Oh, right. It didn't even occur to me that methods with default arguments would behave differently. Hmm, yeah I see what you mean about it not being ideal to have to put parentheses on every Ruby method that idiomatic Ruby treats more like properties. It does seem more "Swifty" to me though. As does getting a method reference back without the parens that you could potentially call later with parens. My first approach months ago was to use a separate type for callables, but I abandoned it because I didn't like the extra complexity, and I realized I could get a method reference using the Ruby runtime and still return a 'RbObject'. My Ruby knowledge is pretty basic. Maybe we can use the Ruby runtime to check for default arguments? This would keep things nicer at the call site, allowing you to call methods that take no arguments without parens. I'll look into this more.

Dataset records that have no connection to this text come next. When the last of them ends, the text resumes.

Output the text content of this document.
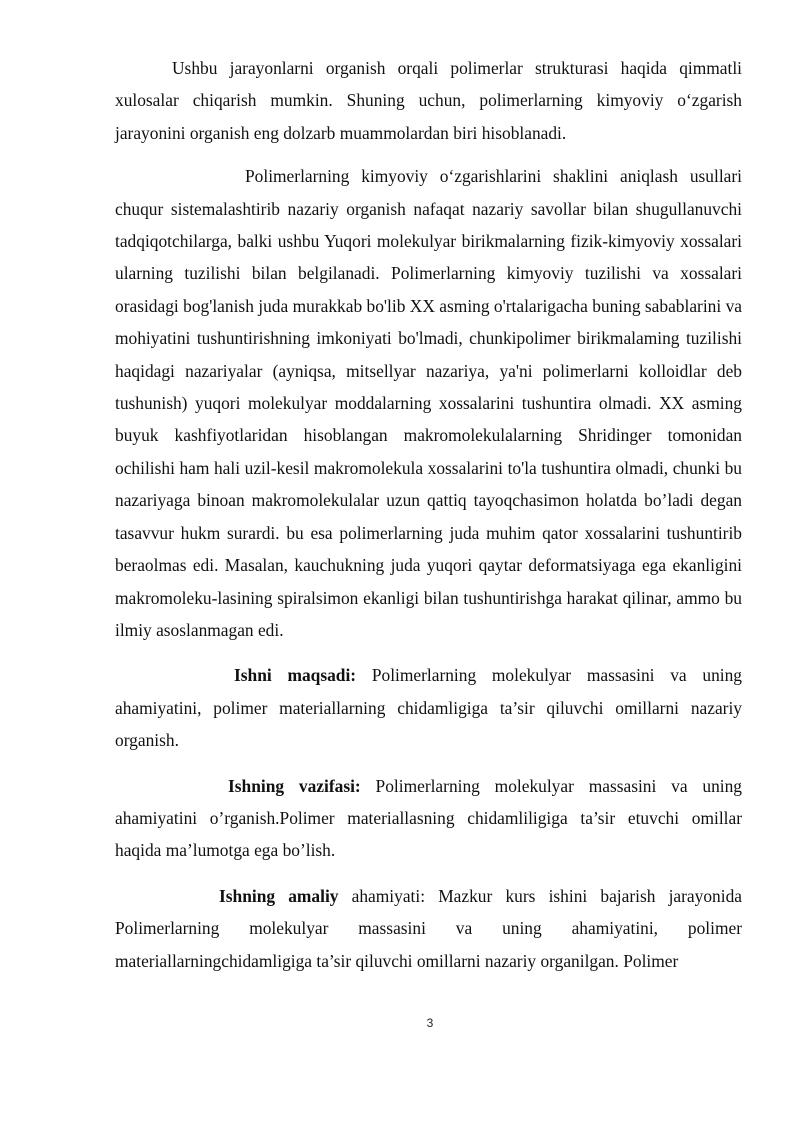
Ushbu jarayonlarni organish orqali polimerlar strukturasi haqida qimmatli xulosalar chiqarish mumkin. Shuning uchun, polimerlarning kimyoviy o‘zgarish jarayonini organish eng dolzarb muammolardan biri hisoblanadi.

Polimerlarning kimyoviy o‘zgarishlarini shaklini aniqlash usullari chuqur sistemalashtirib nazariy organish nafaqat nazariy savollar bilan shugullanuvchi tadqiqotchilarga, balki ushbu Yuqori molekulyar birikmalarning fizik-kimyoviy xossalari ularning tuzilishi bilan belgilanadi. Polimerlarning kimyoviy tuzilishi va xossalari orasidagi bog'lanish juda murakkab bo'lib XX asming o'rtalarigacha buning sabablarini va mohiyatini tushuntirishning imkoniyati bo'lmadi, chunkipolimer birikmalaming tuzilishi haqidagi nazariyalar (ayniqsa, mitsellyar nazariya, ya'ni polimerlarni kolloidlar deb tushunish) yuqori molekulyar moddalarning xossalarini tushuntira olmadi. XX asming buyuk kashfiyotlaridan hisoblangan makromolekulalarning Shridinger tomonidan ochilishi ham hali uzil-kesil makromolekula xossalarini to'la tushuntira olmadi, chunki bu nazariyaga binoan makromolekulalar uzun qattiq tayoqchasimon holatda bo’ladi degan tasavvur hukm surardi. bu esa polimerlarning juda muhim qator xossalarini tushuntirib beraolmas edi. Masalan, kauchukning juda yuqori qaytar deformatsiyaga ega ekanligini makromoleku-lasining spiralsimon ekanligi bilan tushuntirishga harakat qilinar, ammo bu ilmiy asoslanmagan edi.

Ishni maqsadi: Polimerlarning molekulyar massasini va uning ahamiyatini, polimer materiallarning chidamligiga ta’sir qiluvchi omillarni nazariy organish.

Ishning vazifasi: Polimerlarning molekulyar massasini va uning ahamiyatini o’rganish.Polimer materiallasning chidamliligiga ta’sir etuvchi omillar haqida ma’lumotga ega bo’lish.

Ishning amaliy ahamiyati: Mazkur kurs ishini bajarish jarayonida Polimerlarning molekulyar massasini va uning ahamiyatini, polimer materiallarningchidamligiga ta’sir qiluvchi omillarni nazariy organilgan. Polimer

3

toastersocks avatar Oct 12 '20 02:10 toastersocks

Actually, thinking about this more, It would add a lot of idiosyncrasy in that you'd have to only use parens to call a method if all its arguments have default values. Also some methods without parens would give you a method reference, and some would give you the result of the method, without a very good way to know beforehand without carefully checking the method signature and keeping these non-Ruby/non-Swift rules in mind. As a user, I think I would favor the consistency and more Swift-like behavior of a method name without parens gives you a method reference, and to get the result, you need the parens. As I said, my Ruby is pretty basic, so I don't know if this would make things too cumbersome with a lot of common Ruby APIs.

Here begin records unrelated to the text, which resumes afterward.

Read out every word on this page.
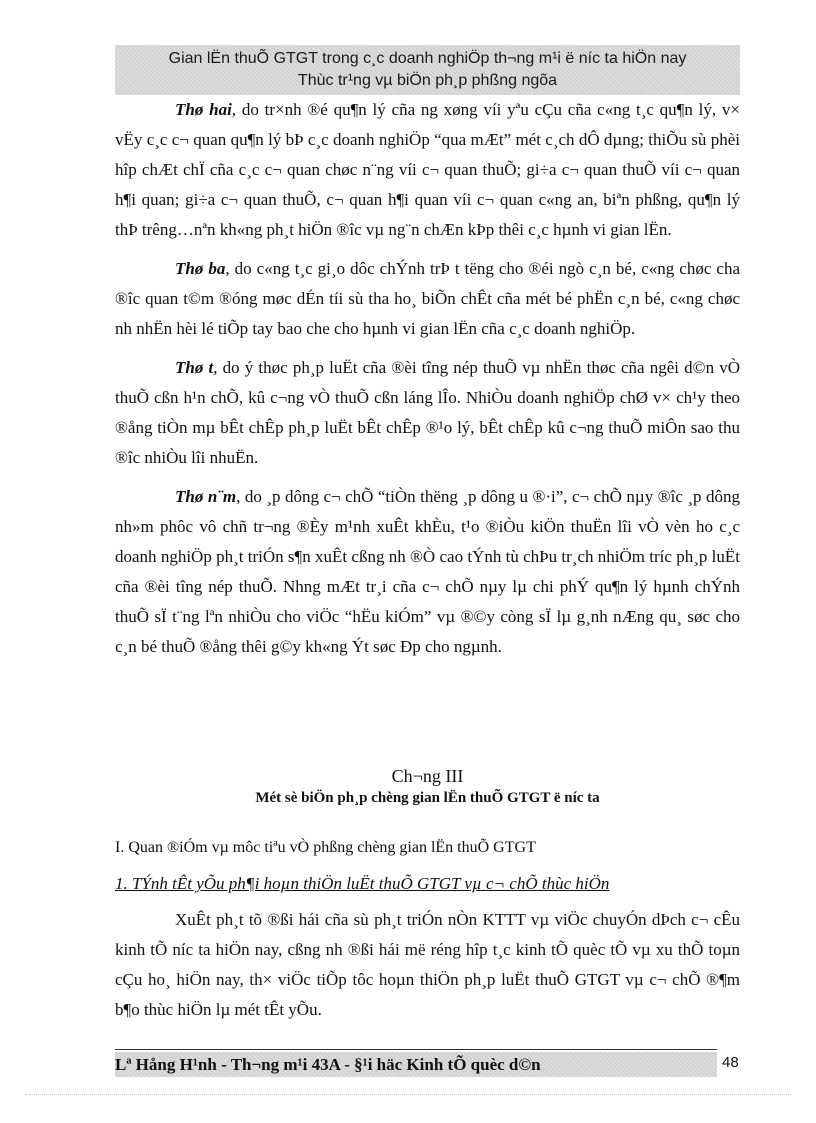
Gian lËn thuÕ GTGT trong c¸c doanh nghiÖp th¬ng m¹i ë níc ta hiÖn nay
Thùc tr¹ng vµ biÖn ph¸p phßng ngõa

Thø hai, do tr×nh ®é qu¶n lý cña ng xøng víi yªu cÇu cña c«ng t¸c qu¶n lý, v× vËy c¸c c¬ quan qu¶n lý bÞ c¸c doanh nghiÖp “qua mÆt” mét c¸ch dÔ dµng; thiÕu sù phèi hîp chÆt chÏ cña c¸c c¬ quan chøc n¨ng víi c¬ quan thuÕ; gi÷a c¬ quan thuÕ víi c¬ quan h¶i quan; gi÷a c¬ quan thuÕ, c¬ quan h¶i quan víi c¬ quan c«ng an, biªn phßng, qu¶n lý thÞ trêng…nªn kh«ng ph¸t hiÖn ®îc vµ ng¨n chÆn kÞp thêi c¸c hµnh vi gian lËn.

Thø ba, do c«ng t¸c gi¸o dôc chÝnh trÞ t tëng cho ®éi ngò c¸n bé, c«ng chøc cha ®îc quan t©m ®óng møc dÉn tíi sù tha ho¸ biÕn chÊt cña mét bé phËn c¸n bé, c«ng chøc nh nhËn hèi lé tiÕp tay bao che cho hµnh vi gian lËn cña c¸c doanh nghiÖp.

Thø t, do ý thøc ph¸p luËt cña ®èi tîng nép thuÕ vµ nhËn thøc cña ngêi d©n vÒ thuÕ cßn h¹n chÕ, kû c¬ng vÒ thuÕ cßn láng lÎo. NhiÒu doanh nghiÖp chØ v× ch¹y theo ®ång tiÒn mµ bÊt chÊp ph¸p luËt bÊt chÊp ®¹o lý, bÊt chÊp kû c¬ng thuÕ miÔn sao thu ®îc nhiÒu lîi nhuËn.

Thø n¨m, do ¸p dông c¬ chÕ “tiÒn thëng ¸p dông u ®·i”, c¬ chÕ nµy ®îc ¸p dông nh»m phôc vô chñ tr¬ng ®Èy m¹nh xuÊt khÈu, t¹o ®iÒu kiÖn thuËn lîi vÒ vèn ho c¸c doanh nghiÖp ph¸t triÓn s¶n xuÊt cßng nh ®Ò cao tÝnh tù chÞu tr¸ch nhiÖm tríc ph¸p luËt cña ®èi tîng nép thuÕ. Nhng mÆt tr¸i cña c¬ chÕ nµy lµ chi phÝ qu¶n lý hµnh chÝnh thuÕ sÏ t¨ng lªn nhiÒu cho viÖc “hËu kiÓm” vµ ®©y còng sÏ lµ g¸nh nÆng qu¸ søc cho c¸n bé thuÕ ®ång thêi g©y kh«ng Ýt søc Ðp cho ngµnh.

Ch¬ng III
Mét sè biÖn ph¸p chèng gian lËn thuÕ GTGT ë níc ta
I. Quan ®iÓm vµ môc tiªu vÒ phßng chèng gian lËn thuÕ GTGT
1. TÝnh tÊt yÕu ph¶i hoµn thiÖn luËt thuÕ GTGT vµ c¬ chÕ thùc hiÖn

XuÊt ph¸t tõ ®ßi hái cña sù ph¸t triÓn nÒn KTTT vµ viÖc chuyÓn dÞch c¬ cÊu kinh tÕ níc ta hiÖn nay, cßng nh ®ßi hái më réng hîp t¸c kinh tÕ quèc tÕ vµ xu thÕ toµn cÇu ho¸ hiÖn nay, th× viÖc tiÕp tôc hoµn thiÖn ph¸p luËt thuÕ GTGT vµ c¬ chÕ ®¶m b¶o thùc hiÖn lµ mét tÊt yÕu.

Lª Hång H¹nh - Th¬ng m¹i 43A - §¹i häc Kinh tÕ quèc d©n	48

toastersocks avatar Oct 12 '20 02:10 toastersocks

And, I just realized this doesn't handle named parameters at all... I'm going to flesh this out more. Thanks for looking at this.

toastersocks avatar Oct 12 '20 02:10 toastersocks

favor [...] a method name without parens gives you a method reference

I agree with this. I think it's important that this type not be RbObject (it could wrap an RbObject & support RbObjectConvertible) so that the Swift type system prevents users from forgetting to add the parens, which would be a natural mistake coming from Ruby / porting Ruby code.

e: thinking about it, RbObjectConvertible compliance is probably not good for the same reason, too easy to accidentally use as an argument.

named parameters

Yes it should just be boilerplate to add the call variants once the object model is sound.